By comparing the degradation kinetics of the porous silicon samples using normalized reflectance values (either rugate position or EOT) and normalized H parameter values, we conclude that it is possible to obtain semiquantitative information about porous silicon stability using color data. In contrast, using the hue of the as-acquired images to monitor complete degradation is limited due to the interfering effect of the reflection of the broad light source spectrum from the porous silicon, silicon substrate, and other surfaces within the light path. However, the use of a different light source with increased intensity in the blue-green regions of the spectrum compared to the lamp used may reduce this problem. The behavior of the hue parameter for porous rugate samples with the reflectance band at λ < 560 nm is also very dependent on the white balance value used during the image pre-processing step.

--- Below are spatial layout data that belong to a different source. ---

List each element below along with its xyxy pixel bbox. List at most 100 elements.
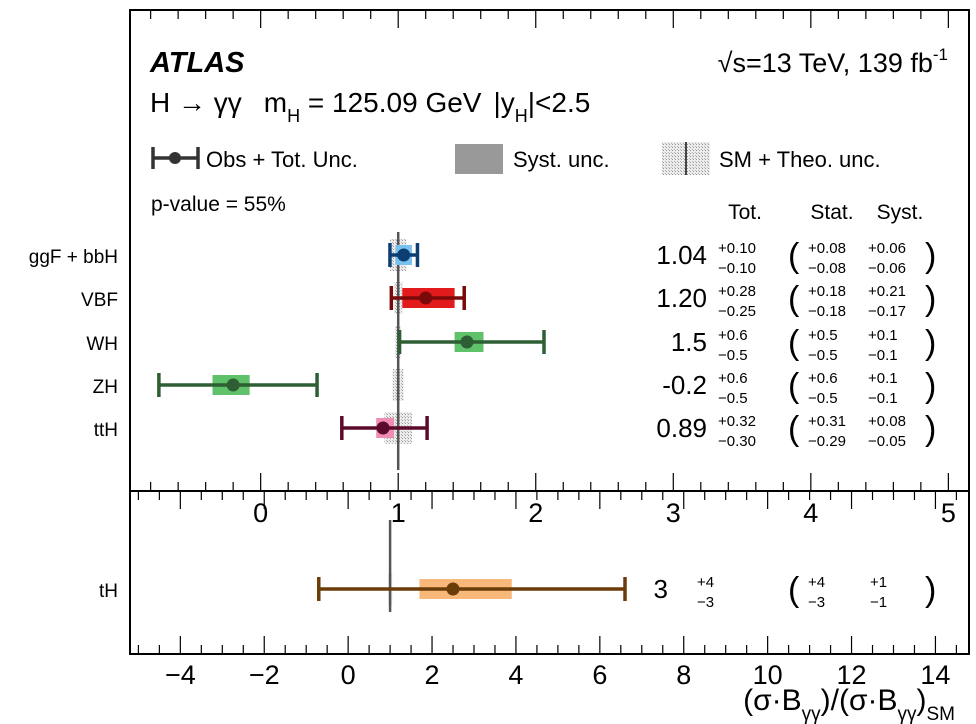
stat-unc-up: +0.5 [808,327,838,344]
paren-close: ) [925,571,936,609]
legend-sm-label: SM + Theo. unc. [719,147,881,172]
mu-value: 0.89 [656,413,707,443]
lower-x-tick-label: −2 [249,660,280,690]
measurement-rows: ggF + bbH 1.04 +0.10−0.10(+0.08−0.08+0.06−… [29,232,937,612]
paren-open: ( [788,237,800,275]
row-vbf: VBF 1.20 +0.28 −0.25 ( +0.18 −0.18 +0.21 −0.17) [81,280,936,320]
central-value-marker [446,582,460,596]
legend-obs-marker [151,147,200,169]
category-label: ZH [93,377,118,398]
mu-value: 1.5 [671,327,707,357]
row-ggf-bbh: ggF + bbH 1.04 +0.10 −0.10 ( +0.08 −0.08 +0.06 −… [29,237,937,277]
column-header-syst: Syst. [877,201,924,224]
legend-sm-swatch [662,142,710,175]
tot-unc-up: +0.28 [718,283,756,300]
syst-unc-up: +0.1 [868,370,898,387]
syst-unc-down: −0.06 [868,260,906,277]
paren-close: ) [925,367,936,405]
lower-x-tick-label: 4 [508,660,523,690]
energy-lumi-label: √s=13 TeV, 139 fb-1 [718,45,948,78]
lower-x-tick-label: 8 [676,660,691,690]
tot-unc-up: +0.6 [718,327,748,344]
tot-unc-down: −0.10 [718,260,756,277]
column-header-stat: Stat. [810,201,853,224]
syst-unc-up: +0.1 [868,327,898,344]
syst-unc-up: +0.08 [868,413,906,430]
experiment-label: ATLAS [149,47,245,79]
tot-unc-up: +0.6 [718,370,748,387]
syst-unc-down: −0.05 [868,433,906,450]
stat-unc-down: −0.29 [808,433,846,450]
central-value-marker [460,335,474,349]
stat-unc-down: −0.18 [808,303,846,320]
syst-unc-down: −0.1 [868,390,898,407]
paren-close: ) [925,280,936,318]
stat-unc-down: −0.5 [808,347,838,364]
tot-unc-up: +0.32 [718,413,756,430]
paren-close: ) [925,324,936,362]
x-axis-title: (σ·Bγγ)/(σ·Bγγ)SM [743,684,955,724]
tot-unc-down: −0.30 [718,433,756,450]
upper-x-tick-label: 2 [528,498,543,528]
category-label: WH [86,334,118,355]
upper-x-tick-label: 5 [941,498,956,528]
upper-x-tick-label: 1 [391,498,406,528]
lower-x-tick-label: 2 [425,660,440,690]
central-value-marker [226,378,240,392]
mu-value: 1.04 [656,240,707,270]
legend: Obs + Tot. Unc. Syst. unc. SM + Theo. un… [151,142,881,175]
category-label: ggF + bbH [29,247,118,268]
lower-x-tick-label: 6 [592,660,607,690]
row-zh: ZH -0.2 +0.6 −0.5 ( +0.6 −0.5 +0.1 −0.1) [93,367,937,407]
legend-syst-label: Syst. unc. [513,147,610,172]
row-wh: WH 1.5 +0.6 −0.5 (+0.5 −0.5 +0.1 −0.1) [86,324,936,364]
mu-value: 1.20 [656,283,707,313]
column-header-tot: Tot. [728,201,762,224]
tot-unc-down: −0.5 [718,347,748,364]
central-value-marker [397,248,411,262]
upper-x-tick-label: 0 [253,498,268,528]
channel-label: H → γγ mH = 125.09 GeV |yH|<2.5 [150,87,590,126]
syst-unc-up: +0.06 [868,240,906,257]
lower-x-tick-label: 14 [920,660,950,690]
syst-unc-down: −0.1 [868,347,898,364]
stat-unc-down: −0.08 [808,260,846,277]
paren-close: ) [925,237,936,275]
upper-x-tick-label: 3 [666,498,681,528]
paren-open: ( [788,280,800,318]
row-th: tH 3 +4 −3 (+4 −3 +1 −1) [99,571,936,611]
upper-x-tick-labels: 0 1 2 3 4 5 [253,498,956,528]
central-value-marker [376,421,390,435]
lower-x-tick-labels: −4 −2 0 2 4 6 8 10 12 14 [165,660,951,690]
p-value-label: p-value = 55% [151,193,286,216]
syst-unc-down: −0.17 [868,303,906,320]
mu-value: -0.2 [662,370,707,400]
stat-unc-up: +0.6 [808,370,838,387]
paren-open: ( [788,367,800,405]
syst-unc-down: −1 [870,594,887,611]
category-label: tH [99,581,118,602]
paren-open: ( [788,410,800,448]
syst-unc-up: +0.21 [868,283,906,300]
category-label: VBF [81,290,118,311]
stat-unc-down: −0.5 [808,390,838,407]
tot-unc-down: −0.25 [718,303,756,320]
tot-unc-down: −0.5 [718,390,748,407]
stat-unc-up: +0.08 [808,240,846,257]
syst-unc-up: +1 [870,574,887,591]
paren-close: ) [925,410,936,448]
central-value-marker [419,291,433,305]
lower-x-tick-label: 10 [753,660,783,690]
lower-x-tick-label: 12 [837,660,867,690]
lower-x-tick-label: −4 [165,660,196,690]
plot-frame [129,9,970,655]
lower-x-tick-label: 0 [341,660,356,690]
row-tth: ttH 0.89 +0.32 −0.30 (+0.31 −0.29 +0.08 −0.05) [94,410,937,450]
stat-unc-up: +0.18 [808,283,846,300]
legend-syst-swatch [455,144,503,174]
stat-unc-down: −3 [808,594,825,611]
mu-value: 3 [654,574,668,604]
tot-unc-up: +0.10 [718,240,756,257]
stat-unc-up: +0.31 [808,413,846,430]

We have demonstrated that the degradation of porous silicon in basic aqueous buffers can be monitored in situ by digital imaging with a consumer-grade digital camera and have validated this approach with simultaneous spectrophotometric measurement of the optical reflectance spectra. An approximately linear correlation between the wavelength of the maximum of the rugate reflectance band and an H parameter derived from the HSV color space was observed during the degradation process. A similar relationship was also noted between the H parameter and the effective optical thickness of the samples. These results indicate that the samples were degrading via dissolution of the pore walls, rather than just dissolution from the top of the porous silicon layer downwards.

The relative stabilities of the two porous silicon types obtained by the three measurement methods were consistent, indicating that all methods could be used to monitor relative sample degradation. However, whereas measurement of the rugate peak wavelength and effective optical thickness requires a spectrophotometer, the determination of the H parameter just required a consumer-grade digital camera and standard software. Indeed, the H-parameter approach could be applied using a low-cost camera or the camera within a mobile phone or mobile computing device. This would then allow such measurements to be made outside the laboratory and at comparatively low cost.

While this paper reports results from monitoring degradation of intact porous silicon films attached to a crystalline silicon substrate, a similar approach should be possible to monitor particles of porous silicon. The potential use of color measurements to monitor both degradation and drug delivery from porous silicon micro-particles would require only simple cameras and illuminants and could even be coupled to use with smartphones.